Florida lawmakers may repeal a mandate passed last year intended to make the state a safer, cleaner place. The law called for mandatory septic tank inspections.
These inspections are to take place every five years to ensure that property owners are maintaining septic systems.
Just weeks ago, Senate Bill 2A passed without the governor’s signature, delaying the implementation date of the inspection program from Jan. 1 to July 1.
Ben Grumbles, assistant administrator of the Office of Water at the Environmental Protection Agency, said people underestimate the importance of checking septic tanks and many problems can arise when they fail.
“Proper septic system maintenance is a commonly overlooked responsibility. Failing systems are a significant threat to our health and our water quality. Property owners system evaluation is meant to make sure that septic tanks in the state are maintained properly to avoid contaminating other water sources.
These inspections can cost a couple hundred dollars, compared to the thousands it costs to have a septic system replaced.
Some lawmakers, like Sen. Don Gaetz thinks the inspections would impose unnecessary costs on citizens.
“We are one step closer to repealing this law that would cause a tremendous financial burden to Floridians already suffering from the worst economy in generations,” said Gaetz in a press release.

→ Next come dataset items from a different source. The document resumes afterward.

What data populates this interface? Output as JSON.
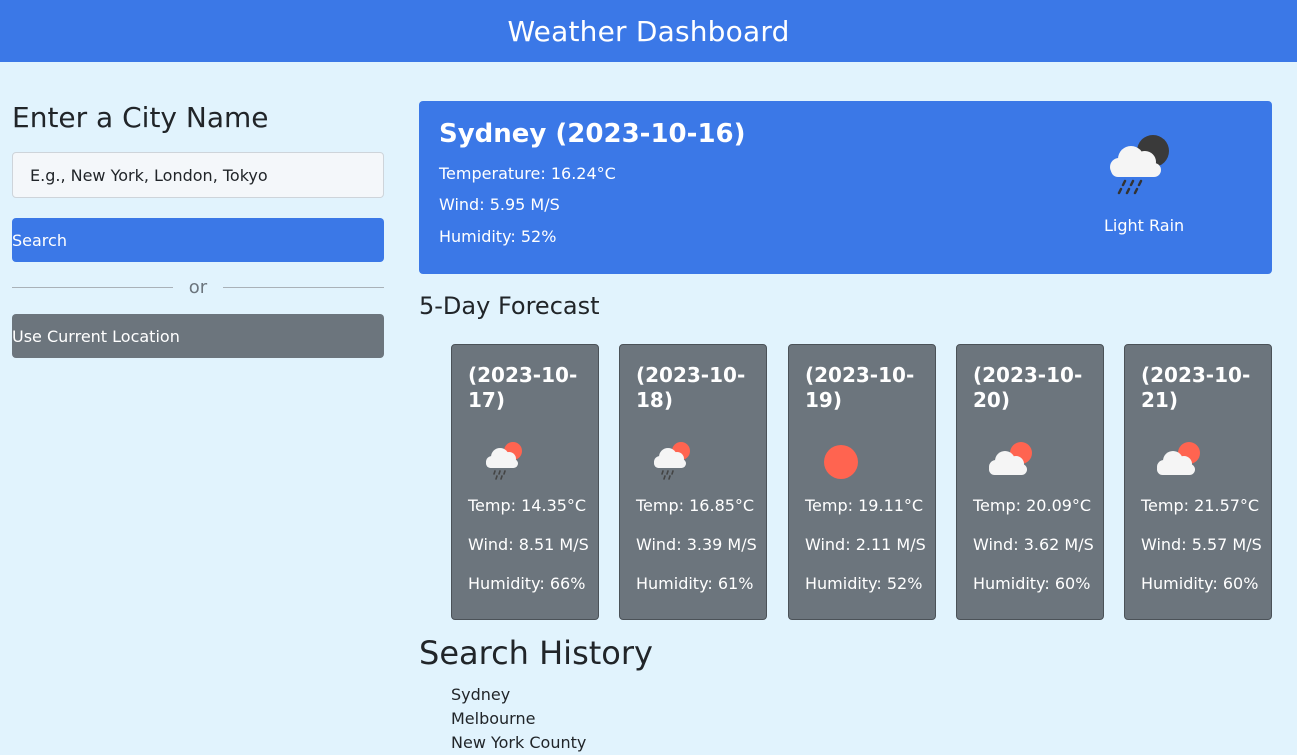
{
  "header": {
    "title": "Weather Dashboard"
  },
  "sidebar": {
    "heading": "Enter a City Name",
    "input_placeholder": "E.g., New York, London, Tokyo",
    "input_value": "",
    "search_label": "Search",
    "or_label": "or",
    "location_label": "Use Current Location"
  },
  "current": {
    "title": "Sydney (2023-10-16)",
    "temperature": "Temperature: 16.24°C",
    "wind": "Wind: 5.95 M/S",
    "humidity": "Humidity: 52%",
    "description": "Light Rain",
    "icon": "rain-cloud-night-icon"
  },
  "forecast": {
    "title": "5-Day Forecast",
    "days": [
      {
        "date": "(2023-10-17)",
        "temp": "Temp: 14.35°C",
        "wind": "Wind: 8.51 M/S",
        "humidity": "Humidity: 66%",
        "icon": "rain-cloud-sun-icon"
      },
      {
        "date": "(2023-10-18)",
        "temp": "Temp: 16.85°C",
        "wind": "Wind: 3.39 M/S",
        "humidity": "Humidity: 61%",
        "icon": "rain-cloud-sun-icon"
      },
      {
        "date": "(2023-10-19)",
        "temp": "Temp: 19.11°C",
        "wind": "Wind: 2.11 M/S",
        "humidity": "Humidity: 52%",
        "icon": "sun-icon"
      },
      {
        "date": "(2023-10-20)",
        "temp": "Temp: 20.09°C",
        "wind": "Wind: 3.62 M/S",
        "humidity": "Humidity: 60%",
        "icon": "cloud-sun-icon"
      },
      {
        "date": "(2023-10-21)",
        "temp": "Temp: 21.57°C",
        "wind": "Wind: 5.57 M/S",
        "humidity": "Humidity: 60%",
        "icon": "cloud-sun-icon"
      }
    ]
  },
  "history": {
    "title": "Search History",
    "items": [
      "Sydney",
      "Melbourne",
      "New York County"
    ]
  },
  "colors": {
    "primary": "#3b78e7",
    "secondary": "#6c757d",
    "background": "#e1f3fd",
    "sun": "#ff6450"
  }
}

The recent law gives policy-makers a chance to evaluate if they want this mandate to take effect. They have the option of holding public hearings to decide whether they would like repeal is feasible.
There are over 2.67 million septic tanks in the state, according to the Florida Department of Health. If the mandate does not get repealed then those property owners will have to add another expense to their budget.
Bernithy Robinson owns property in Tallahassee and said she sees the good and the bad with the idea of having inspections, but she doesn’t like the fact that it would be mandatory.
“I understand that we have to maintain our tanks to make sure that they are working properly, but I don’t think that we should have to get them checked if there is nothing wrong with them,” said Robinson.
Robinson also mentioned that she did have problems with her tank a long time ago but has not had a problem since then. She hopes that if this mandate is implemented, it will not be more trouble than it is worth.
“I know there might be some things that as a regular person I might not be able to see or check but it shouldn’t be mandatory.”
The law is scheduled to take effect on July 1.